Lernen mit Leuten – Gruppenarbeit
Am besten nehmen wir Informationen auf, wenn wir dazu viele Sinnesorgane nutzen. Eine US-Amerikanische Studie der University of Texas (Metcalf 1997) fand heraus, dass Menschen sich an
- 10 percent of what they read;
- 20 percent of what they hear;
- 30 percent of what they see;
- 50 percent of what they see and hear;
- 70 percent of what they say; and
- 90 percent of what they do and say
erinnern.
Gruppenarbeit
Sie behalten 90% von dem, was Sie sagen, während Sie es selbst erklären. Schon allein deshalb sollten Sie Gruppenarbeit nutzen. Aber nicht nur deshalb: Teamfähigkeit ist auch im späteren Berufsleben gefragt, genauso wie die eigenständige Koordination und Erarbeitung solcher Gruppentreffen (also im Berufsleben: Konferenzen und Meetings organisieren).
Gruppenarbeit bietet gegenüber dem Selbststudium viele Vorteile:
- Gruppendynamik steigert die persönliche Lernmotivation und hilft Ihnen über Motivationstiefs hinweg
- man erkennt rechtzeitig persönliche Wissenslücken
- unterschiedliche Problemlösungsansätze können ausführlicher diskutiert werde
- Diskussion und Interaktion werden trainiert
- Verständnis und Erinnern des Lernstoffs werden gefördert.

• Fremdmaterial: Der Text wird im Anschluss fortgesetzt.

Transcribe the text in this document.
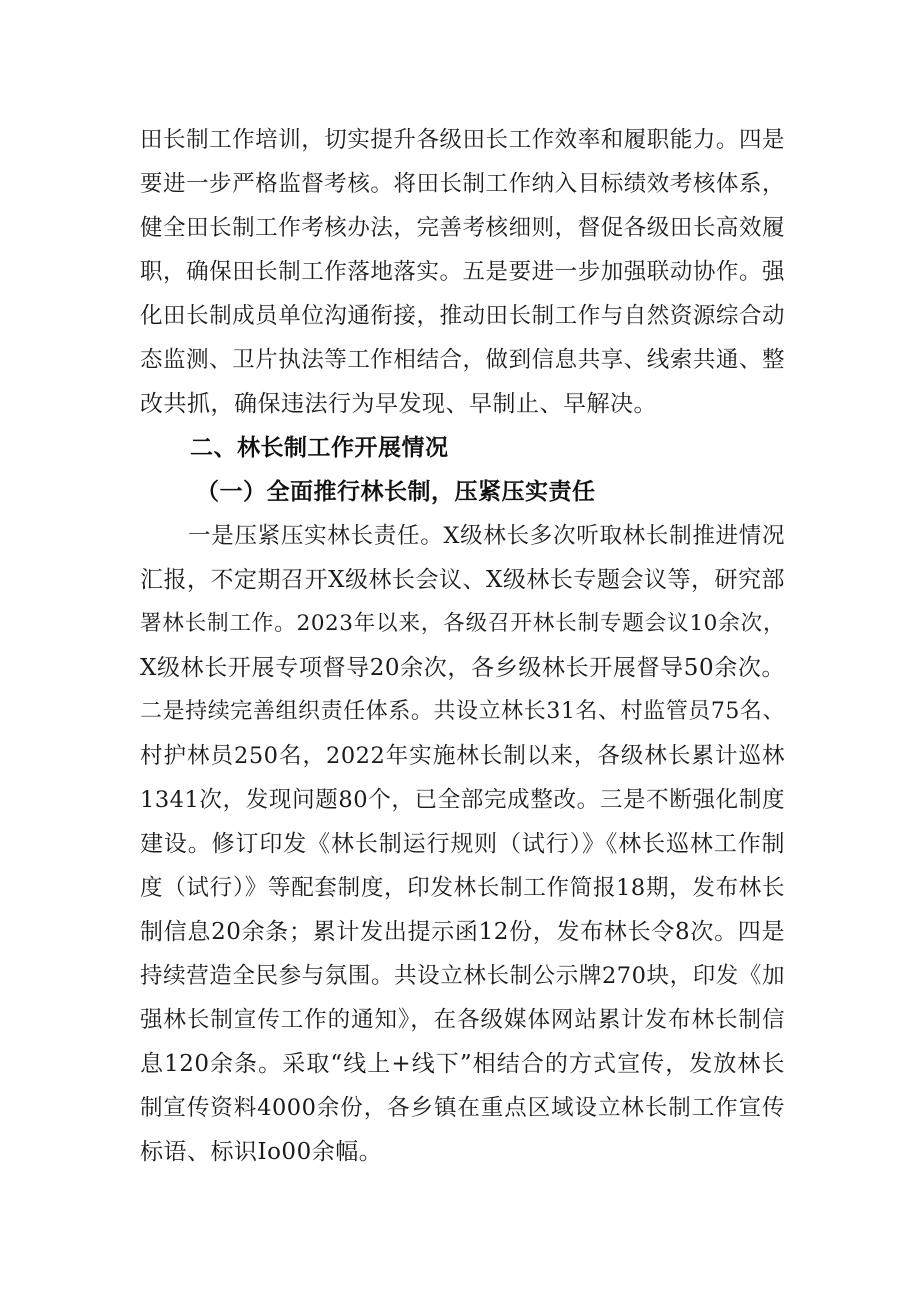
田长制工作培训，切实提升各级田长工作效率和履职能力。四是
要进一步严格监督考核。将田长制工作纳入目标绩效考核体系，
健全田长制工作考核办法，完善考核细则，督促各级田长高效履
职，确保田长制工作落地落实。五是要进一步加强联动协作。强
化田长制成员单位沟通衔接，推动田长制工作与自然资源综合动
态监测、卫片执法等工作相结合，做到信息共享、线索共通、整
改共抓，确保违法行为早发现、早制止、早解决。
二、林长制工作开展情况
（一）全面推行林长制，压紧压实责任
一是压紧压实林长责任。X级林长多次听取林长制推进情况
汇报，不定期召开X级林长会议、X级林长专题会议等，研究部
署林长制工作。2023年以来，各级召开林长制专题会议10余次，
X级林长开展专项督导20余次，各乡级林长开展督导50余次。
二是持续完善组织责任体系。共设立林长31名、村监管员75名、
村护林员250名，2022年实施林长制以来，各级林长累计巡林
1341次，发现问题80个，已全部完成整改。三是不断强化制度
建设。修订印发《林长制运行规则（试行）》《林长巡林工作制
度（试行）》等配套制度，印发林长制工作简报18期，发布林长
制信息20余条；累计发出提示函12份，发布林长令8次。四是
持续营造全民参与氛围。共设立林长制公示牌270块，印发《加
强林长制宣传工作的通知》，在各级媒体网站累计发布林长制信
息120余条。采取“线上+线下”相结合的方式宣传，发放林长
制宣传资料4000余份，各乡镇在重点区域设立林长制工作宣传
标语、标识Io00余幅。
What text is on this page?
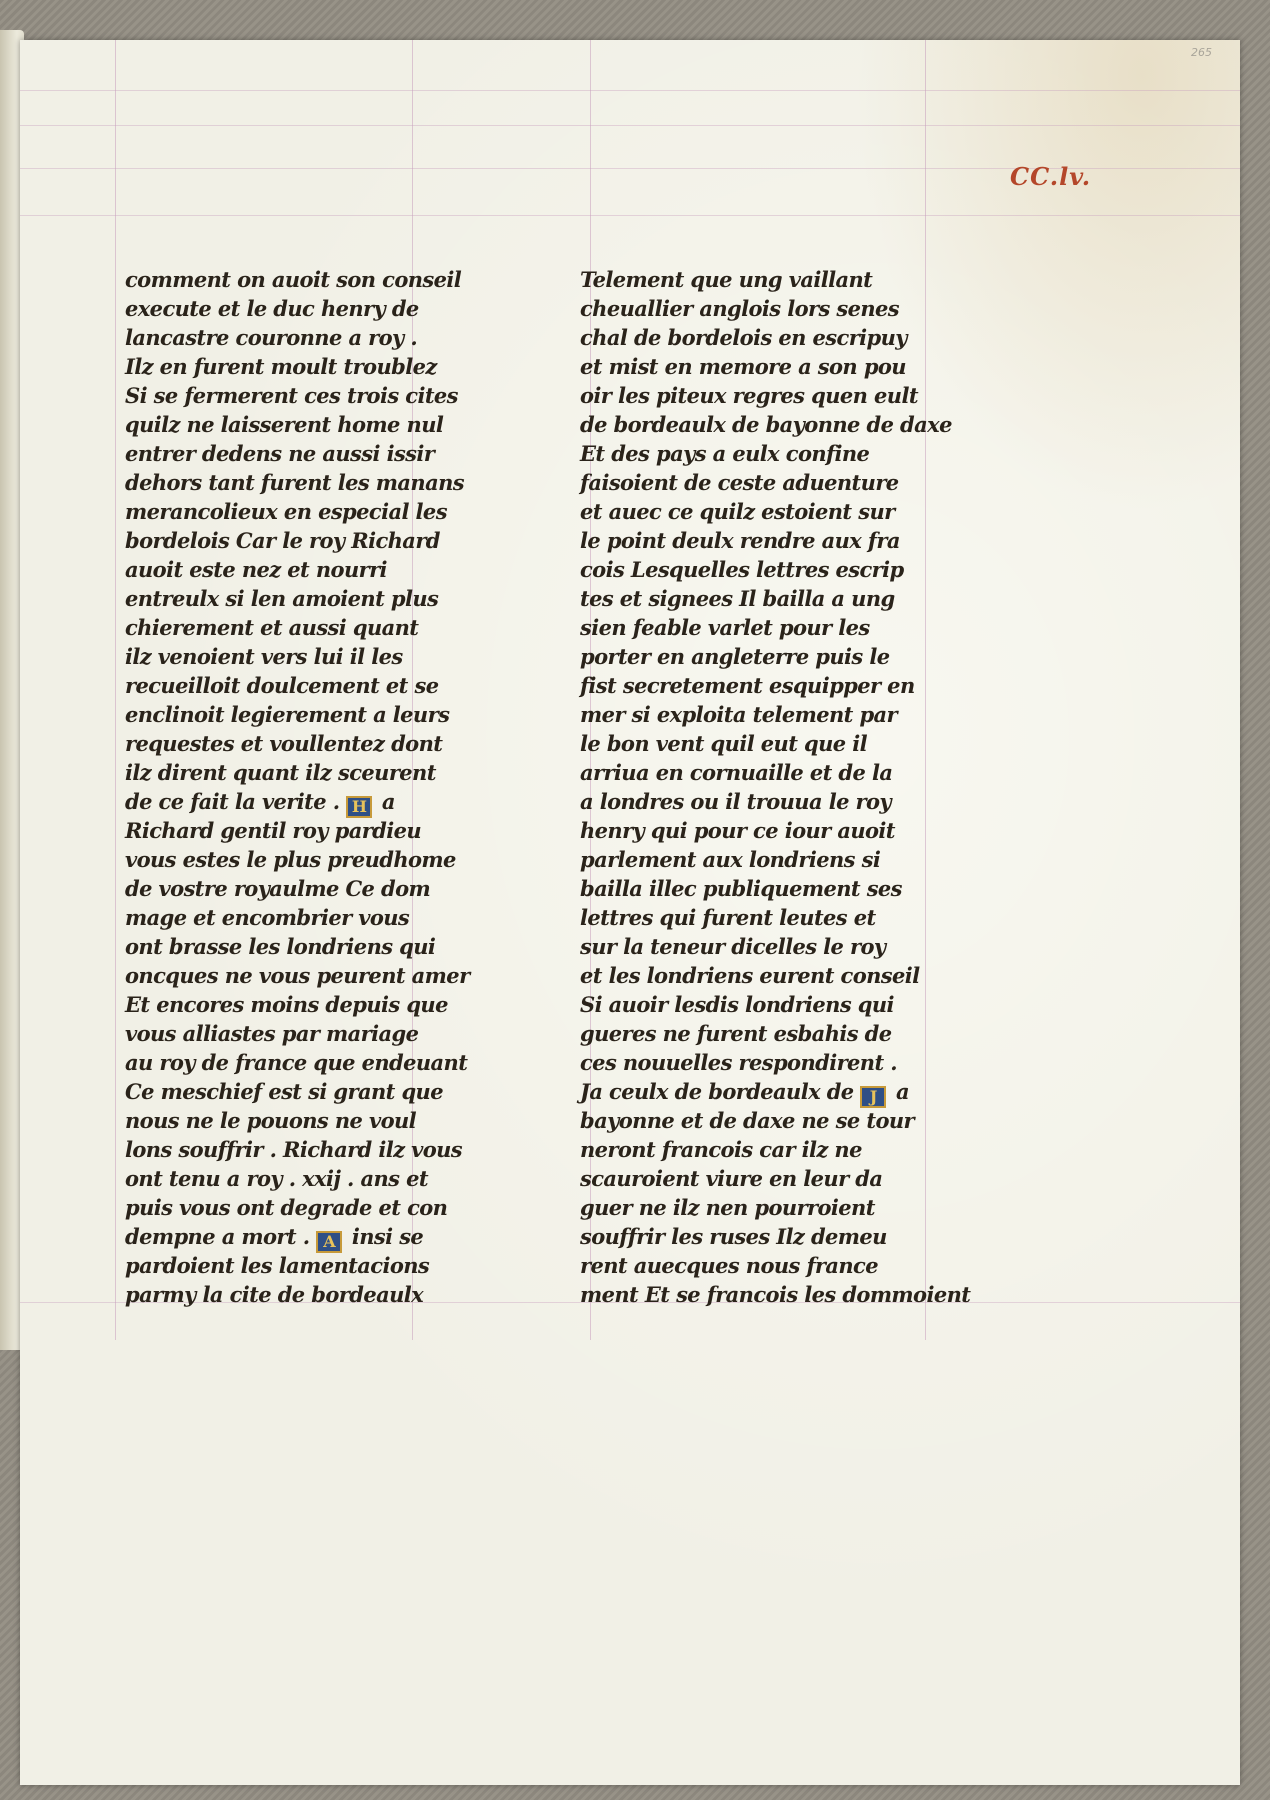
265
CC.lv.
comment on auoit son conseil
execute et le duc henry de
lancastre couronne a roy .
Ilz en furent moult troublez
Si se fermerent ces trois cites
quilz ne laisserent home nul
entrer dedens ne aussi issir
dehors tant furent les manans
merancolieux en especial les
bordelois Car le roy Richard
auoit este nez et nourri
entreulx si len amoient plus
chierement et aussi quant
ilz venoient vers lui il les
recueilloit doulcement et se
enclinoit legierement a leurs
requestes et voullentez dont
ilz dirent quant ilz sceurent
de ce fait la verite . H a
Richard gentil roy pardieu
vous estes le plus preudhome
de vostre royaulme Ce dom
mage et encombrier vous
ont brasse les londriens qui
oncques ne vous peurent amer
Et encores moins depuis que
vous alliastes par mariage
au roy de france que endeuant
Ce meschief est si grant que
nous ne le pouons ne voul
lons souffrir . Richard ilz vous
ont tenu a roy . xxij . ans et
puis vous ont degrade et con
dempne a mort . A insi se
pardoient les lamentacions
parmy la cite de bordeaulx
Telement que ung vaillant
cheuallier anglois lors senes
chal de bordelois en escripuy
et mist en memore a son pou
oir les piteux regres quen eult
de bordeaulx de bayonne de daxe
Et des pays a eulx confine
faisoient de ceste aduenture
et auec ce quilz estoient sur
le point deulx rendre aux fra
cois Lesquelles lettres escrip
tes et signees Il bailla a ung
sien feable varlet pour les
porter en angleterre puis le
fist secretement esquipper en
mer si exploita telement par
le bon vent quil eut que il
arriua en cornuaille et de la
a londres ou il trouua le roy
henry qui pour ce iour auoit
parlement aux londriens si
bailla illec publiquement ses
lettres qui furent leutes et
sur la teneur dicelles le roy
et les londriens eurent conseil
Si auoir lesdis londriens qui
gueres ne furent esbahis de
ces nouuelles respondirent .
Ja ceulx de bordeaulx de J a
bayonne et de daxe ne se tour
neront francois car ilz ne
scauroient viure en leur da
guer ne ilz nen pourroient
souffrir les ruses Ilz demeu
rent auecques nous france
ment Et se francois les dommoient
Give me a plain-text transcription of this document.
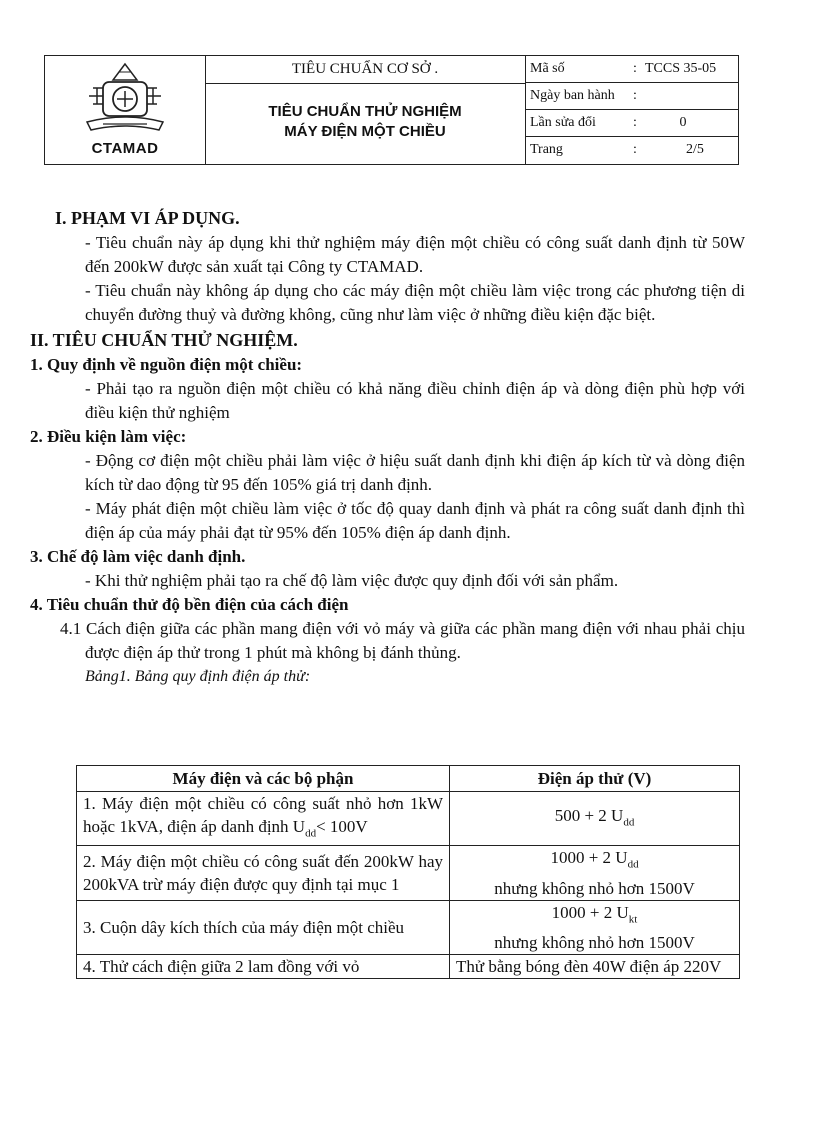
CTAMAD
TIÊU CHUẨN CƠ SỞ .
TIÊU CHUẨN THỬ NGHIỆM
MÁY ĐIỆN MỘT CHIỀU
Mã số	: TCCS 35-05
Ngày ban hành :
Lần sửa đổi	:	0
Trang	:	2/5

I. PHẠM VI ÁP DỤNG.

- Tiêu chuẩn này áp dụng khi thử nghiệm máy điện một chiều có công suất danh định từ 50W đến 200kW được sản xuất tại Công ty CTAMAD.

- Tiêu chuẩn này không áp dụng cho các máy điện một chiều làm việc trong các phương tiện di chuyển đường thuỷ và đường không, cũng như làm việc ở những điều kiện đặc biệt.

II. TIÊU CHUẨN THỬ NGHIỆM.

1. Quy định về nguồn điện một chiều:

- Phải tạo ra nguồn điện một chiều có khả năng điều chỉnh điện áp và dòng điện phù hợp với điều kiện thử nghiệm

2. Điều kiện làm việc:

- Động cơ điện một chiều phải làm việc ở hiệu suất danh định khi điện áp kích từ và dòng điện kích từ dao động từ 95 đến 105% giá trị danh định.

- Máy phát điện một chiều làm việc ở tốc độ quay danh định và phát ra công suất danh định thì điện áp của máy phải đạt từ 95% đến 105% điện áp danh định.

3. Chế độ làm việc danh định.

- Khi thử nghiệm phải tạo ra chế độ làm việc được quy định đối với sản phẩm.

4. Tiêu chuẩn thử độ bền điện của cách điện

4.1 Cách điện giữa các phần mang điện với vỏ máy và giữa các phần mang điện với nhau phải chịu được điện áp thử trong 1 phút mà không bị đánh thủng.

Bảng1. Bảng quy định điện áp thử:

Máy điện và các bộ phận	Điện áp thử (V)
1. Máy điện một chiều có công suất nhỏ hơn 1kW hoặc 1kVA, điện áp danh định $U_{dd}< 100V$	500 + 2 $U_{dd}$
2. Máy điện một chiều có công suất đến 200kW hay 200kVA trừ máy điện được quy định tại mục 1	1000 + 2 $U_{dd}$
nhưng không nhỏ hơn 1500V
3. Cuộn dây kích thích của máy điện một chiều	1000 + 2 $U_{kt}$
nhưng không nhỏ hơn 1500V
4. Thử cách điện giữa 2 lam đồng với vỏ	Thử bằng bóng đèn 40W điện áp 220V
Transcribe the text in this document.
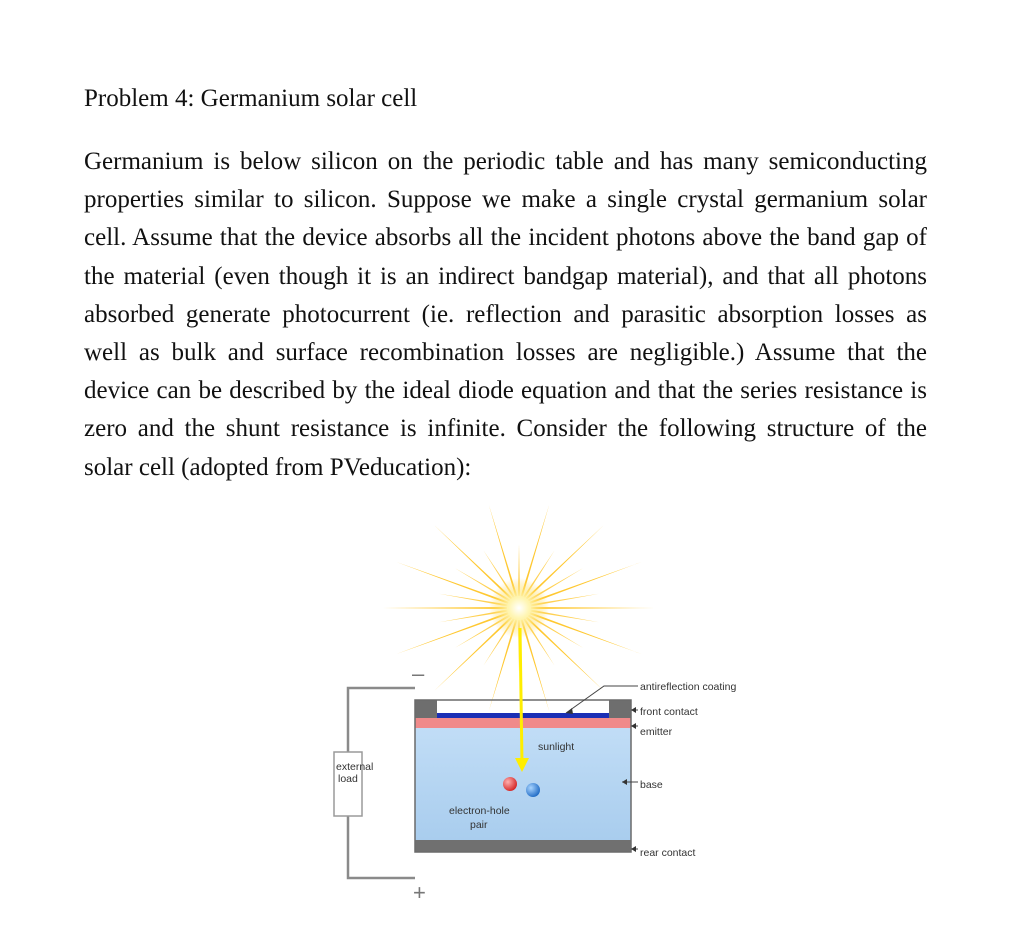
Problem 4: Germanium solar cell
Germanium is below silicon on the periodic table and has many semiconducting properties similar to silicon. Suppose we make a single crystal germanium solar cell. Assume that the device absorbs all the incident photons above the band gap of the material (even though it is an indirect bandgap material), and that all photons absorbed generate photocurrent (ie. reflection and parasitic absorption losses as well as bulk and surface recombination losses are negligible.) Assume that the device can be described by the ideal diode equation and that the series resistance is zero and the shunt resistance is infinite. Consider the following structure of the solar cell (adopted from PVeducation):
external
load
–
+
sunlight
electron-hole
pair
antireflection coating
front contact
emitter
base
rear contact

Wichtig ist, dass Sie die Grundlagen von Zuhören und Verstanden werden beherrschen:
- Fassen Sie das, was der andere sagt, in eigenen Worten zusammen.
- Beachten Sie Gestik und Mimik.
- Fragen Sie nach, wenn Sie etwas nicht verstanden haben. Nur Nachfragen fördert das gemeinsame Verständnis und Überbrückt Informationsgefälle.
- Wenn Sie das Gefühl haben, dass der Andere Ihnen nicht zuhört, fragen Sie freundlich nach, ob der Andere Sie richtig verstanden hat. Sagen Sie ihm klar, dass Sie möchten, dass er Ihnen zuhört oder warten Sie ab, bis er sich Ihnen wieder zuwendet.
- Drücken Sie sich verständlich aus.
- Bleiben Sie sachlich, greifen Sie den Anderen nicht an.
Praktische Ratschläge für Gruppenarbeit
- Meiner Erfahrung nach sollten Gruppen klein sein und nicht mehr als fünf Mitglieder umfassen. Wird die Gruppe zu groß, gibt es Reibungsverluste weil mehr organisiert und koordiniert werden muss und der persönliche Zugewinn wird immer kleiner.
- Geben Sie sich nicht mit den Blutsaugern ab. Achten Sie darauf, dass nur kompetente Mitglieder in Ihrer Gruppe vertreten sind.
- Halten Sie private Konflikte draußen. Diese haben nichts in der Gruppe zu suchen. Am Besten haben Sie eine Gruppe die in ihren zwischenmenschlichen Beziehungen frei von Belastungen ist. Sonst wird alles gleich emotional und persönlich und nur wenig sachlich.
- Halten Sie sich an die Regeln. Alle. Wenn Regeln aufgestellt, (Termin-)Absprachen getroffen oder Abläufe festgelegt werden, müssen sich alle daran halten.
- Legen Sie gemeinsam einen festen Rahmen verbindlich fest: Wann, Wo, Was. Nach Möglichkeit immer zur gleichen Zeit am gleichen Ort.
Als ich letztes Jahr Ende Oktober meine Zulassung für Betriebspädagogik und Wissenspsychologie sowie Politik an der RWTH Aachen erhielt, hatte ich den Einstieg in mein Studium um fast einen Monat verpasst. Wenn ich keine Möglichkeiten zur Gruppenarbeit gehabt hätte, hätte ich diesen Nachteil nicht ausgleichen können. Jedoch ging es nicht nur um das Ausgleichen eines Nachteils, die Gruppenarbeit ermöglichte, neue Leute kennen zu lernen, seine eigenen Auffassungen und Anschauungen zu diskutieren und einen erheblichen Zugewinn beim Lernen. Danke, Superlerngruppe!